Hunter-boats are fixed-wing, which means that to turn they have to roll, and to roll they have—ideally—tonotbe hugging the carapace of an adolescent space-horror so tight they scrape their wingtips. But the devil makes marks of us all, and as I banked to get us out of the way of that slashing, jabbing tail I saw sparks fly and felt the whole body of the boat judder. Not waiting to see what the beast would do next, or even taking a moment to reflect on how this whole situation was a metaphor for the human condition, I hit the afterburners and forced us onwards.

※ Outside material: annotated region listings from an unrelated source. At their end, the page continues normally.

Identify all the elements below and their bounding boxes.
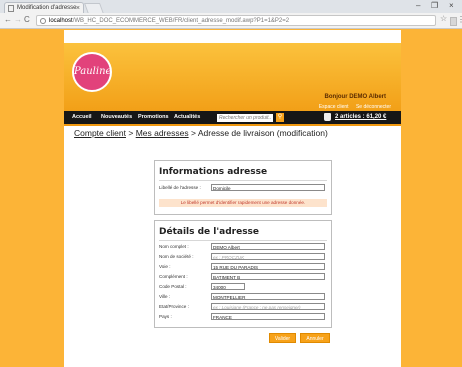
cancel-button[interactable]: Annuler — [300, 333, 330, 343]
address-details-section: Détails de l'adresse Nom complet : DEMO … — [154, 220, 332, 328]
company-label: Nom de société : — [159, 254, 194, 259]
complement-input[interactable]: BATIMENT B — [211, 273, 325, 280]
breadcrumb-separator: > — [128, 128, 134, 138]
tab-title: Modification d'adresse — [17, 5, 77, 11]
nav-item-promotions[interactable]: Promotions — [138, 114, 169, 120]
company-input[interactable]: ex : PROCZUK — [211, 253, 325, 260]
browser-toolbar: ← → C localhost/WB_HC_DOC_ECOMMERCE_WEB/… — [0, 13, 462, 29]
account-link[interactable]: Espace client — [319, 104, 349, 110]
shopping-bag-icon[interactable] — [324, 113, 331, 121]
page-icon — [8, 5, 14, 12]
browser-tab-strip: Modification d'adresse × – ❐ × — [0, 0, 462, 14]
address-info-section: Informations adresse Libellé de l'adress… — [154, 160, 332, 215]
search-icon[interactable]: ⚲ — [276, 113, 284, 122]
street-input[interactable]: 15 RUE DU PARADIS — [211, 263, 325, 270]
breadcrumb-current: Adresse de livraison (modification) — [197, 128, 328, 138]
maximize-button[interactable]: ❐ — [431, 0, 438, 12]
breadcrumb-account[interactable]: Compte client — [74, 128, 126, 138]
complement-label: Complément : — [159, 274, 188, 279]
logout-link[interactable]: Se déconnecter — [356, 104, 391, 110]
nav-item-nouveautes[interactable]: Nouveautés — [101, 114, 132, 120]
section-title: Informations adresse — [159, 167, 268, 177]
reload-icon[interactable]: C — [24, 14, 30, 26]
close-window-button[interactable]: × — [449, 0, 454, 12]
full-name-label: Nom complet : — [159, 244, 189, 249]
forward-icon[interactable]: → — [14, 14, 22, 26]
url-host: localhost — [49, 18, 73, 24]
browser-menu-icon[interactable]: ⋮ — [457, 15, 462, 24]
label-hint: Le libellé permet d'identifier rapidemen… — [159, 199, 327, 207]
back-icon[interactable]: ← — [4, 14, 12, 26]
info-icon[interactable] — [40, 18, 46, 24]
state-label: Etat/Province : — [159, 304, 189, 309]
url-path: /WB_HC_DOC_ECOMMERCE_WEB/FR/client_adres… — [72, 18, 290, 24]
main-nav: Accueil Nouveautés Promotions Actualités… — [64, 111, 401, 124]
breadcrumb-separator: > — [190, 128, 196, 138]
address-bar[interactable]: localhost/WB_HC_DOC_ECOMMERCE_WEB/FR/cli… — [36, 15, 436, 26]
city-input[interactable]: MONTPELLIER — [211, 293, 325, 300]
tab-close-icon[interactable]: × — [76, 3, 80, 13]
nav-item-accueil[interactable]: Accueil — [72, 114, 92, 120]
site-logo[interactable]: Pauline — [72, 52, 112, 92]
postal-code-input[interactable]: 34000 — [211, 283, 245, 290]
postal-code-label: Code Postal : — [159, 284, 187, 289]
country-input[interactable]: FRANCE — [211, 313, 325, 320]
breadcrumb: Compte client > Mes adresses > Adresse d… — [74, 128, 328, 138]
breadcrumb-addresses[interactable]: Mes adresses — [136, 128, 189, 138]
bookmark-star-icon[interactable]: ☆ — [440, 14, 447, 23]
validate-button[interactable]: Valider — [269, 333, 296, 343]
extension-icon[interactable] — [450, 17, 457, 26]
street-label: Voie : — [159, 264, 171, 269]
state-input[interactable]: ex : Louisiane (France : ne pas renseign… — [211, 303, 325, 310]
divider — [159, 180, 327, 181]
account-links: Espace client Se déconnecter — [313, 104, 391, 110]
page-content: Pauline Bonjour DEMO Albert Espace clien… — [64, 30, 401, 367]
divider — [159, 240, 327, 241]
section-title: Détails de l'adresse — [159, 227, 260, 237]
address-label-input[interactable]: Domicile — [211, 184, 325, 191]
browser-tab[interactable]: Modification d'adresse × — [4, 2, 84, 13]
country-label: Pays : — [159, 314, 172, 319]
minimize-button[interactable]: – — [416, 0, 420, 12]
site-header: Pauline Bonjour DEMO Albert Espace clien… — [64, 43, 401, 126]
nav-item-actualites[interactable]: Actualités — [174, 114, 200, 120]
address-label-label: Libellé de l'adresse : — [159, 185, 201, 190]
search-input[interactable] — [217, 114, 273, 122]
full-name-input[interactable]: DEMO Albert — [211, 243, 325, 250]
cart-summary[interactable]: 2 articles : 61,20 € — [335, 114, 386, 120]
greeting: Bonjour DEMO Albert — [324, 94, 386, 100]
city-label: Ville : — [159, 294, 171, 299]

Behind me, the other boats were doing the same. Despite the seamier things I’ve described in this memoir, you should understand that the crew of the Pequod were hardy and seasoned, and knew what the fuck they were doing. Though the nursery-hunt was chaos, we came through it without losing a boat. Each pilot, in their own time and on their own instincts, fixed unerringly on a break in the cloud, and each of us, close as we came to destruction, made it back to the ship with all souls alive.
Ages ago now—it seems like years though I’ve been at work on this memoir for less than twelve months—I spoke of the parallels between hunters and soldiers, of how we expose ourselves to every bit as much danger for a tiny fragment of the glory. I hope now you see a little of what I meant. A writer of ancient Earth once said that there are those who think a fleet of ships or a row of soldiers is the most beautiful thing in the world. She might have been right, I don’t know what ships looked like in those days. But I know what a hunter-barque looks like. And I remember the faces of Flint and Locke and Truelove and Dawlish and even poor, possessed Marsh.
I want to do my best to honor them. Them and the rest, the ones I can only half conjure. The Old Ionian. The Ganymedian dandy. The First and Second Europans. The Bright-Eyed Titanian. The scads of ordinary voidhands who a kinder, more conscientious woman would be able to distinguish more clearly, even in memory.
They all deserve a better epitaph than this.
CHAPTER
FIFTY-SIXFast
As the journey had worn on, the captain had called for me less and less. Perhaps she’d just gotten bored, and that’s fair enough. People usually do. I’m an entertaining distraction for a day or a week or a year. I’m not the kind of person people settle down with. I’m not the kind of person who settles down.
Boo-hoo. Nobody loves me. Sorry, I know I sound pathetic sometimes. Maybe most of the time. There’s a reason I’ve spent so much of my life running.
Anyway, on this particular day, whenever it was—after the Rose Bud, certainly, but before the Samuel Enderby—she’d had need of me. Something had been worrying her, and she’d wanted somebody to take it out on, and I was more than happy to help.